Forum of Conscience c. Sierra Leone,
Commission Africaine des Droits de l'Homme et des Peuples, Communication 223/98,
28e Session Ordinaire, Cotonou, Bénin, 6 novembre 2000.
223/98 Forum of Conscience c/Sierra Leone
Rapporteur :
25ème session : Commissaire Dankwa
26ème session : Commissaire Dankwa
27ème session : Commissaire Dankwa
28ème session : Commissaire Dankwa
Résumé des faits
1. La plainte est introduite par le Forum of Conscience, une ONG des droits
de
l’homme de Sierra Leone au nom de 24 militaires qui ont été exécutés le
19 octobre
1998 à Freetown, Sierra Leone.
2. Le plaignant prétend que les 24 militaires ont été jugés et condamnés
à mort par une
Cour martiale pour des rôles qu’ils auraient joués dans le Coup qui a renversé
le
Gouvernement élu de Tejan Kabah.
3. La communication allègue en outre que le procès de ces militaires devant
la Cour
martiale était caractérisé par le vice de forme et la violation des obligations
de l’Etat de
Sierra Leone à l’égard de la Charte Africaine.
4. Il est ajouté que cette Cour martiale qui a jugé et condamné les victimes
ci-dessus
mentionnées, ne leur a laissé aucun droit d’appel contre la condamnation
ou la
sentence devant une juridiction supérieure, et cela, en violation des dispositions
de la
Charte Africaine des Droits de l’Homme et des Peuples.
5. Le requérant prétend que l’exécution publique des 24 militaires, le
19 octobre 1998,
après leur avoir refusé le droit d’appel constitue aussi un déni arbitraire
du droit à la
vie énoncé par la Charte Africaine.
Plainte:
Le plaignant allègue la violation des articles suivants de la Charte africaine:
articles 1,
4 et 7(1) (a) et 7 (1) (d).
Procédure:
6. La communication a été reçue par le Secrétariat le 24 octobre 1998.
7. A sa 25ème session ordinaire tenue à Bujumbura, Burundi, la Commission
a reporté
l’examen de la communication à sa 26ème session ordinaire.
8. Le 11 mai 1999, le Secrétariat de la Commission a notifié cette décision
aux parties.
9. A sa 26ème session ordinaire tenue à Kigali, Rwanda, la Commission a
décidé d’être
saisie de cette communication.
10. Entre les 14 et 19 février 2000, lorsque la délégation de la Commission
a effectué
une mission de promotion en Sierra Leone, la question de la plainte a été
soulevée
auprès des autorités compétentes gouvernementales, notamment le Procureur
Général
de Sierra Leone.
11. Le 2 mars 2000, le Secrétariat de la Commission a informé les parties
de la décision
de la Commission.
12. Le 11 avril 2000, le plaignant a répondu à la demande indiquée ci-dessus.
13. A sa 27ème session ordinaire tenue en Algérie, la Commission a examiné
le cas et l'a
déclaré recevable.
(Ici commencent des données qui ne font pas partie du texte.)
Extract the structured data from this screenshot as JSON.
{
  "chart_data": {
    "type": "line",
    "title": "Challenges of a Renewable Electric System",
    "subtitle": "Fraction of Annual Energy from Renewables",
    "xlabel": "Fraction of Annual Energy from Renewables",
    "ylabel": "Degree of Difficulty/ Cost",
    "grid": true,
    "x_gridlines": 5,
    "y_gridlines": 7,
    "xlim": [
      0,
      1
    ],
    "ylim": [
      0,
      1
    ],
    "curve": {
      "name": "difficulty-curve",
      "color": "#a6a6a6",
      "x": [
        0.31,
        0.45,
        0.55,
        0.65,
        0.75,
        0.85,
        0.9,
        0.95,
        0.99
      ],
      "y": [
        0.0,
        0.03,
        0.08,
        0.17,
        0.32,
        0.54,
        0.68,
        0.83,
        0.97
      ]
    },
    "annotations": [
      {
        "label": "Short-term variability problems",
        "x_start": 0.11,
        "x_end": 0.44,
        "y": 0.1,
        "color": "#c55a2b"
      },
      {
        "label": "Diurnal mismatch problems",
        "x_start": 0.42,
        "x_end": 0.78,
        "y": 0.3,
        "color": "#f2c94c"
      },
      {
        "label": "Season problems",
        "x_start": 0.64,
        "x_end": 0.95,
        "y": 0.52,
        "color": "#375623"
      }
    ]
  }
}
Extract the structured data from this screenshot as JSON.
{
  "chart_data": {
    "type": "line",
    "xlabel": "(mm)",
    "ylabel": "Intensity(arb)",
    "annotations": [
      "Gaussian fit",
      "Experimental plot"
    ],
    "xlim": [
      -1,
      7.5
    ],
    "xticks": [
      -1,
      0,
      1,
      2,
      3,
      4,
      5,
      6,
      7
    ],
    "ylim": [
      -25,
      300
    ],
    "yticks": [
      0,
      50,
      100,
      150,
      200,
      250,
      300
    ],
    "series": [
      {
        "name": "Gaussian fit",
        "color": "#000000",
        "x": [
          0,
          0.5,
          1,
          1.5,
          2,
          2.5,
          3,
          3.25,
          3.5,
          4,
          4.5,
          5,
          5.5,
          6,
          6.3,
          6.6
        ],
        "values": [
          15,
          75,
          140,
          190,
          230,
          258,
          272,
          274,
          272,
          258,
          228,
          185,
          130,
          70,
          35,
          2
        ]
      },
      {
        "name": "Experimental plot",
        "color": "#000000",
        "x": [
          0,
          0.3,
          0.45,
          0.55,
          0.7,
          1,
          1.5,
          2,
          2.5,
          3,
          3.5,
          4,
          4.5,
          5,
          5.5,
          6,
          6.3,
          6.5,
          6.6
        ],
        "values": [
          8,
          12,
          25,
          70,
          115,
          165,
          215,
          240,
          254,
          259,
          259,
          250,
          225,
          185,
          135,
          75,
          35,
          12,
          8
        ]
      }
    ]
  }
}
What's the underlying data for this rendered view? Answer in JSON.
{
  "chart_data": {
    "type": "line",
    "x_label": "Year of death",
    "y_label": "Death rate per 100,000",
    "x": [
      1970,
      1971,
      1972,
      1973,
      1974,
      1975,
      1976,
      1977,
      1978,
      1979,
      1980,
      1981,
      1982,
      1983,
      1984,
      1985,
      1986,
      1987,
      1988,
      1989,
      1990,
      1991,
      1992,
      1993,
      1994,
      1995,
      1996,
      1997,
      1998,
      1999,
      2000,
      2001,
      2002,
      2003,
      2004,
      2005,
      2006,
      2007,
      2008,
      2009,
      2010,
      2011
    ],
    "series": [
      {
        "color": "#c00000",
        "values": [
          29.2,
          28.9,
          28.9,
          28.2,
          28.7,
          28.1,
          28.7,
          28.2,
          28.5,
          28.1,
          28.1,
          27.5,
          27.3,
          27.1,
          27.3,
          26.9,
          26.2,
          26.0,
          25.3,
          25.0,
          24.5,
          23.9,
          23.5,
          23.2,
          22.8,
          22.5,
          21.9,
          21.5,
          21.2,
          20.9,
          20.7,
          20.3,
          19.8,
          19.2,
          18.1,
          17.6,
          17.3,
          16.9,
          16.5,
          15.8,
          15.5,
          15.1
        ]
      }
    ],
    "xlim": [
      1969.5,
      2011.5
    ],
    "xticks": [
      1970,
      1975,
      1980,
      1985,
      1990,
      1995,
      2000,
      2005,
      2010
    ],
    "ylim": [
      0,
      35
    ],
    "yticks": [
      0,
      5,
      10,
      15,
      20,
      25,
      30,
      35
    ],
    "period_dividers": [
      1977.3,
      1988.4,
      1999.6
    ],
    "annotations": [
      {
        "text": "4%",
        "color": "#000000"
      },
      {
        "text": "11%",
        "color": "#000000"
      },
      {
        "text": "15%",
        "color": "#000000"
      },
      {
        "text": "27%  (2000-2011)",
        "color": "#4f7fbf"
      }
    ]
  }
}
Elle a demandé aux parties de lui fournir des arguments
de fond sur
ce cas.
14. La décision pré-citée a été communiquée aux parties le 12 juillet 2000.
ACTION REQUISE
La Recevabilité
15. La Commission prend note du fait que la plainte est introduite au nom
de personnes
déjà exécutées. A cet effet, la Commission convient qu'il n'existe pas
de recours
locaux que le plaignant peut formuler. Cependant, même si une telle possibilité
existait, l'exécution des victimes a définitivement forclos un tel recours.
Le Fond:
16. Le plaignant allègue que la décision de la cour martiale ne peut faire
l'objet d'un appel
et constitue par conséquent une violation des droits des victimes à un
procès
équitable.
17. Les faits, tels que soumis par le plaignant, rapportent que les 24
militaires ont été
exécutés publiquement après avoir été privés de leur droit d'appel devant
une
juridiction supérieure. Dans sa Résolution sur le Droit à un Procès Equitable
et à
l'Assistance Juridique en Afrique, la Commission a noté lors de l'adoption
de la
Déclaration et des Recommandations de Dakar, que: “ Dans de nombreux pays
africains, des Tribunaux militaires et des Cours spéciales existent
parallèlement aux institutions judiciaires ordinaires. L'objectif des tribunaux
militaires est de déterminer les délits de nature purement militaire perpétrés
par le personnel militaire. Dans l'exercice de cette fonction, les tribunaux
militaires doivent respecter les normes de procès équitable. ”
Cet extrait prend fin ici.